Week of June 15-21
June 15
1864—Gen. Ulysses S. Grant outfoxed Confederate Gen. Robert E. Lee by switching an attack strategy from Cold Harbor to Petersburg, Va. The assault, spearheaded by Gen. Charles Paine, knocked a mile-wide hole in Lee’s defenses and resulted in the capture of hundreds of rebel soldiers and helped speed up the end of the Civil War. Several Black regiments were involved in the assault and siege. Grant would later become the 18th president of the United States and use his office to deal a series of crushing blows to the rapidly growing forces of the Ku Klux Klan in the 1870s.
1877—Henry O. Flippea becomes the first Black graduate of the U.S. military academy at West Point.

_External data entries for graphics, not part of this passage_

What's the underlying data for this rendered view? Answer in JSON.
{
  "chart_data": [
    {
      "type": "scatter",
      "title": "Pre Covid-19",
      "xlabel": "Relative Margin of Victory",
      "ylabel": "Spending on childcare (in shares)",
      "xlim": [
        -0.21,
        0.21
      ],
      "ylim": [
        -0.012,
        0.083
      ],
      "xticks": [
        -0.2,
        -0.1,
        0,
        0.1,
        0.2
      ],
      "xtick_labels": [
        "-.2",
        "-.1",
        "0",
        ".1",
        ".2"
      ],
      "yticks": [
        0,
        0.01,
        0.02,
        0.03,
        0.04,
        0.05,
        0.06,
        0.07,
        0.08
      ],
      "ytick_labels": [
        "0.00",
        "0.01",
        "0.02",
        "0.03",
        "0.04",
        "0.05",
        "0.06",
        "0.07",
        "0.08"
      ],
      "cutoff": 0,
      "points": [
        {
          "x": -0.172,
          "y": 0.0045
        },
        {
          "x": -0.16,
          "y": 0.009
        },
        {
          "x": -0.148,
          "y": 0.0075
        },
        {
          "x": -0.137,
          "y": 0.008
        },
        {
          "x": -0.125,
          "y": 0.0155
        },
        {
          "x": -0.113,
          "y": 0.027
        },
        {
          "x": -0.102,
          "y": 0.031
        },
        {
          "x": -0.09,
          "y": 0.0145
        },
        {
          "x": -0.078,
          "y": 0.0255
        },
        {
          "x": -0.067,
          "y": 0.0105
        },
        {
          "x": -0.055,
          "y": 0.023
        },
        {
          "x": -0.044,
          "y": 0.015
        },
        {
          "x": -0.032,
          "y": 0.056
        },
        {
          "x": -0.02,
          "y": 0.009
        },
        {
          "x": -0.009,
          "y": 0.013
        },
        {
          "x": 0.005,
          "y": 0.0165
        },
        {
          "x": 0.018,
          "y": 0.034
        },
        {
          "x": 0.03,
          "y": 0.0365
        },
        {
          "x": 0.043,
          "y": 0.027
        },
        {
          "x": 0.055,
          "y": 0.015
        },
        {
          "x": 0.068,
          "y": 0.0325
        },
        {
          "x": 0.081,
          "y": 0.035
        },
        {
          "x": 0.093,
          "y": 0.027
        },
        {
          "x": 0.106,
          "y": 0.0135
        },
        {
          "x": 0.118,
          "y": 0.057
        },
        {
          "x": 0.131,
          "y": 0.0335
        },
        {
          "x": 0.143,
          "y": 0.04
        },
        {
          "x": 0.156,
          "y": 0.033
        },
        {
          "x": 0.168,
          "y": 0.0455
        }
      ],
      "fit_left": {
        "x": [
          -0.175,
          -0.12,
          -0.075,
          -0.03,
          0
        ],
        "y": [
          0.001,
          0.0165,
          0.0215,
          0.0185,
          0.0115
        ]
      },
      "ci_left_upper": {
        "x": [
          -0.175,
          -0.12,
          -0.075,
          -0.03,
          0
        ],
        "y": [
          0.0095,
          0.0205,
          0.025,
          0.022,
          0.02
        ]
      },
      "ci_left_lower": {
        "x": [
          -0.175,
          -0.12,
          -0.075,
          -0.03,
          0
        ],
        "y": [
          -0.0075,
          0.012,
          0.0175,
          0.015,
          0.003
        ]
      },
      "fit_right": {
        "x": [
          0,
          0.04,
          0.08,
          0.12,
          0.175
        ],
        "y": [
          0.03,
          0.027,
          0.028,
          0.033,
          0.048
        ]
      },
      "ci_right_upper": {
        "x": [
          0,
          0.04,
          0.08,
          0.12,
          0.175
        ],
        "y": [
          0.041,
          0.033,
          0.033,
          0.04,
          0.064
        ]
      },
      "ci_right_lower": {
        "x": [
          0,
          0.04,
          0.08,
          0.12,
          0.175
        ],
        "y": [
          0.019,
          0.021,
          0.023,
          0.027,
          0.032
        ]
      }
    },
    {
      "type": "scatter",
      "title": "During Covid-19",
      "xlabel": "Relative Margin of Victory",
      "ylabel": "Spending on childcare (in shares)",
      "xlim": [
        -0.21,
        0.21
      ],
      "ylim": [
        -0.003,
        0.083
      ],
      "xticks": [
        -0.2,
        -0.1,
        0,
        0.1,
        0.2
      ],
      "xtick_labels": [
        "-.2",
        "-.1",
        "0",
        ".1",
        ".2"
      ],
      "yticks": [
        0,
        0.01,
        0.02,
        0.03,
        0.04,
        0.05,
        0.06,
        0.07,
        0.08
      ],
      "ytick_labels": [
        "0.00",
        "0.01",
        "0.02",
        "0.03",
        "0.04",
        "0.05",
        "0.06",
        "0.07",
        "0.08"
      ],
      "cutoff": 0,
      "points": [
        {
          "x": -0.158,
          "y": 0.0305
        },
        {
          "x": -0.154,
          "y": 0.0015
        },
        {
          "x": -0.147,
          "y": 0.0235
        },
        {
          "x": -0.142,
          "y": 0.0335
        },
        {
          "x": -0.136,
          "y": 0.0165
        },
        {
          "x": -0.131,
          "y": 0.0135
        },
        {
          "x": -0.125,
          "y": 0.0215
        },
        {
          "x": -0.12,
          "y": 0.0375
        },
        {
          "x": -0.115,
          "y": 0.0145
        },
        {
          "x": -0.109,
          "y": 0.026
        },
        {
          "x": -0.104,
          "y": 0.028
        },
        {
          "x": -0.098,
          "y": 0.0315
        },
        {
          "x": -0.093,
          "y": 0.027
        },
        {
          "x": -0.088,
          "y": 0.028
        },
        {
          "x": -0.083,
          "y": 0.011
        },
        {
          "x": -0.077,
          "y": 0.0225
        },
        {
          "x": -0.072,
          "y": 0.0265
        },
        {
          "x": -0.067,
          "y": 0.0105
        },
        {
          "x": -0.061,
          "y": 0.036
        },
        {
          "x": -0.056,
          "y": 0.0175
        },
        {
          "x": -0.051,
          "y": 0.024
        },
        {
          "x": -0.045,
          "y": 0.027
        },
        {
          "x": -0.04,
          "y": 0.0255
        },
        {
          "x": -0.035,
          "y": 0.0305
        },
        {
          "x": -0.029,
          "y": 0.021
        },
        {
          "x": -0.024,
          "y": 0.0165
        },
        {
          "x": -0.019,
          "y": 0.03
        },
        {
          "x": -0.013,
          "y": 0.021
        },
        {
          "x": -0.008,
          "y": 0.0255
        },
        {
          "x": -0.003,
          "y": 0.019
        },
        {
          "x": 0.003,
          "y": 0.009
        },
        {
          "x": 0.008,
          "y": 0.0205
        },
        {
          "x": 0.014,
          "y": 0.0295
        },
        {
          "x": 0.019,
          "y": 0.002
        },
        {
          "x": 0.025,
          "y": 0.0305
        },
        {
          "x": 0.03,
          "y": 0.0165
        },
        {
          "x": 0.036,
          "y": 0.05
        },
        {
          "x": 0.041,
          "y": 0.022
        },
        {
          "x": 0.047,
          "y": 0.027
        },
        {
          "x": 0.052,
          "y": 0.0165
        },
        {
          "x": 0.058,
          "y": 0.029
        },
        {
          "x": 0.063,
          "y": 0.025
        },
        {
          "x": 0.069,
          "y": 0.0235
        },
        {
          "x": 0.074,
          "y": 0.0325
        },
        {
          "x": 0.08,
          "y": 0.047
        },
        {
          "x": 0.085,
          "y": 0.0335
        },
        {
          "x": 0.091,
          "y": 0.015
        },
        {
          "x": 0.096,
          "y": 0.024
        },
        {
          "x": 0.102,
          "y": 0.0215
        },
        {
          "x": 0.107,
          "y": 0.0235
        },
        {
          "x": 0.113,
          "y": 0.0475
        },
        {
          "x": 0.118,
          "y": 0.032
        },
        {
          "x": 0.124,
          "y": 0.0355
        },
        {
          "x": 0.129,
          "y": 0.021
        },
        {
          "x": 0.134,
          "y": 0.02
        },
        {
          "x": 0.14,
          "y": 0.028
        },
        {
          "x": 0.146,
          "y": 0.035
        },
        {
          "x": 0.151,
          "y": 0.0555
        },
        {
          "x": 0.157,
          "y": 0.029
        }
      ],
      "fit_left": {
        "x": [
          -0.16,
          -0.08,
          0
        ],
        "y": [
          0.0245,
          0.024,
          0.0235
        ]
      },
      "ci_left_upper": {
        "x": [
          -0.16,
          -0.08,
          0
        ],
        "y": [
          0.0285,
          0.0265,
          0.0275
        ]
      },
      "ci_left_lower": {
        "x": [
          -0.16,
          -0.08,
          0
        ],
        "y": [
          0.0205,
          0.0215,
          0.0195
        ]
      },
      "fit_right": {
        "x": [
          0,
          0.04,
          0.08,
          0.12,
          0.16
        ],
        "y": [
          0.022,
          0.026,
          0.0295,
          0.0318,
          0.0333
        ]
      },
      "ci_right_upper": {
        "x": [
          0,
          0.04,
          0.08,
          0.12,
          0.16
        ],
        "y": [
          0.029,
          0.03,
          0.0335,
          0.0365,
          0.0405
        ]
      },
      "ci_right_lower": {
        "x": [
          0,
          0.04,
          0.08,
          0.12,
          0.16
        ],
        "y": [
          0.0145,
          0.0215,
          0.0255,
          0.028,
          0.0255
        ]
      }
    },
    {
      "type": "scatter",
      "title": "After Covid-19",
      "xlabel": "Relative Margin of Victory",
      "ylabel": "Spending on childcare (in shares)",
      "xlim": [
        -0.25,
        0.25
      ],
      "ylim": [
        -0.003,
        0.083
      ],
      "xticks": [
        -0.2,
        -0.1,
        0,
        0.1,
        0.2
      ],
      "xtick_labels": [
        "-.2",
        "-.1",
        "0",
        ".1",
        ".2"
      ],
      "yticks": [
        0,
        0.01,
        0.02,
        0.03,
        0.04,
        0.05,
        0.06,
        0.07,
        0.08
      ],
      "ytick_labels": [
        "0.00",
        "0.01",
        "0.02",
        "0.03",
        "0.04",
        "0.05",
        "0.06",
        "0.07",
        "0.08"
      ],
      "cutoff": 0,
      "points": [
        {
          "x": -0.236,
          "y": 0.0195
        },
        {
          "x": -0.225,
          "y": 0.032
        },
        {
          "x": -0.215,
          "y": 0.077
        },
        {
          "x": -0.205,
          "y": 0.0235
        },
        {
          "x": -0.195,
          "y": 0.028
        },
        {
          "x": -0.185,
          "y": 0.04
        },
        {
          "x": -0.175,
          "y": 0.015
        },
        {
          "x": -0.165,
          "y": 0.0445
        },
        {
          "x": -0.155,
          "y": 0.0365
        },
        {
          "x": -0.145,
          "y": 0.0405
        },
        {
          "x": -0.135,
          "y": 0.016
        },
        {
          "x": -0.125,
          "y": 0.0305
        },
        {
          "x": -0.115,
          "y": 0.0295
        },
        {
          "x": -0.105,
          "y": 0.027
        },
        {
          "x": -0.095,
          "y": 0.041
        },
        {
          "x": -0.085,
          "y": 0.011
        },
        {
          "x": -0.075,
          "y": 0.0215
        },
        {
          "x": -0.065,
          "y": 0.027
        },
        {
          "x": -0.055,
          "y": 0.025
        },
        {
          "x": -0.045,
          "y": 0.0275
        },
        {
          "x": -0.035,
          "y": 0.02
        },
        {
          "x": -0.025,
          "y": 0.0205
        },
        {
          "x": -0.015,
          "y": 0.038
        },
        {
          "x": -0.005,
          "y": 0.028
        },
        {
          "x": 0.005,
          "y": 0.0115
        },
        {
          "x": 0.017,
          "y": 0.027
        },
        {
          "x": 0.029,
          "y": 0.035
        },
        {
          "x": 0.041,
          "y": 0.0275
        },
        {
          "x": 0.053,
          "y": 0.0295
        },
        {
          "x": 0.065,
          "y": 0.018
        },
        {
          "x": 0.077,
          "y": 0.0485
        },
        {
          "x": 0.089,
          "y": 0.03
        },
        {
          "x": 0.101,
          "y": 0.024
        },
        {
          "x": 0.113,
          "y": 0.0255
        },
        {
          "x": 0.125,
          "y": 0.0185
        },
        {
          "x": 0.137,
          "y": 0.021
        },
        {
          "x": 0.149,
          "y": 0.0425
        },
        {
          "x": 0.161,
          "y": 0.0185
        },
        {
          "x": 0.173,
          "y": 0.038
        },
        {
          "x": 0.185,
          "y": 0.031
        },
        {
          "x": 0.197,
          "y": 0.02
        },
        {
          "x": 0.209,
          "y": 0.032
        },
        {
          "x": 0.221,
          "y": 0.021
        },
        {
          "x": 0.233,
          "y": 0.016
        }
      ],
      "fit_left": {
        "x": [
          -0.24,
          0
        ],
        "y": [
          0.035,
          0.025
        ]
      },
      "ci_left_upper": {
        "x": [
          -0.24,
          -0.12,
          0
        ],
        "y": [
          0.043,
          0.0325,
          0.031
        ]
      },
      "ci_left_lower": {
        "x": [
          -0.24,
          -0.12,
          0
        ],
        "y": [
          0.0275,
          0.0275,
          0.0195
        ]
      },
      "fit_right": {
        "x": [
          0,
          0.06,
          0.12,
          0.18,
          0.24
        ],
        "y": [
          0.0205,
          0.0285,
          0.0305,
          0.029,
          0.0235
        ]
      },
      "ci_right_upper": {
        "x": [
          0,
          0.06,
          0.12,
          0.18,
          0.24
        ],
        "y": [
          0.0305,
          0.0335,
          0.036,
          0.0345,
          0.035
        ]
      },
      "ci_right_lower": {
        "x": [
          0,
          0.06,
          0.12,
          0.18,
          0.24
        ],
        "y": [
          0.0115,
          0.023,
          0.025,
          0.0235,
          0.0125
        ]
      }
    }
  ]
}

1921—Bessie Coleman becomes the first woman of any race to obtain an international pilot’s license. But she had to leave the United States and study in France in order to accomplish her goal. She was barred from U.S. flight schools because of her race and her sex. Born in a small town called Atlanta, Texas, Coleman would move to Chicago where she was influenced by several prominent Blacks including Robert S. Abbott, publisher of the Chicago Defender. When she returned to the U.S. from France, Hollywood wanted to do a movie about her amazing feat. She walked off the set because she felt the film actually degraded Blacks. Coleman died in a plane accident April 30, 1926.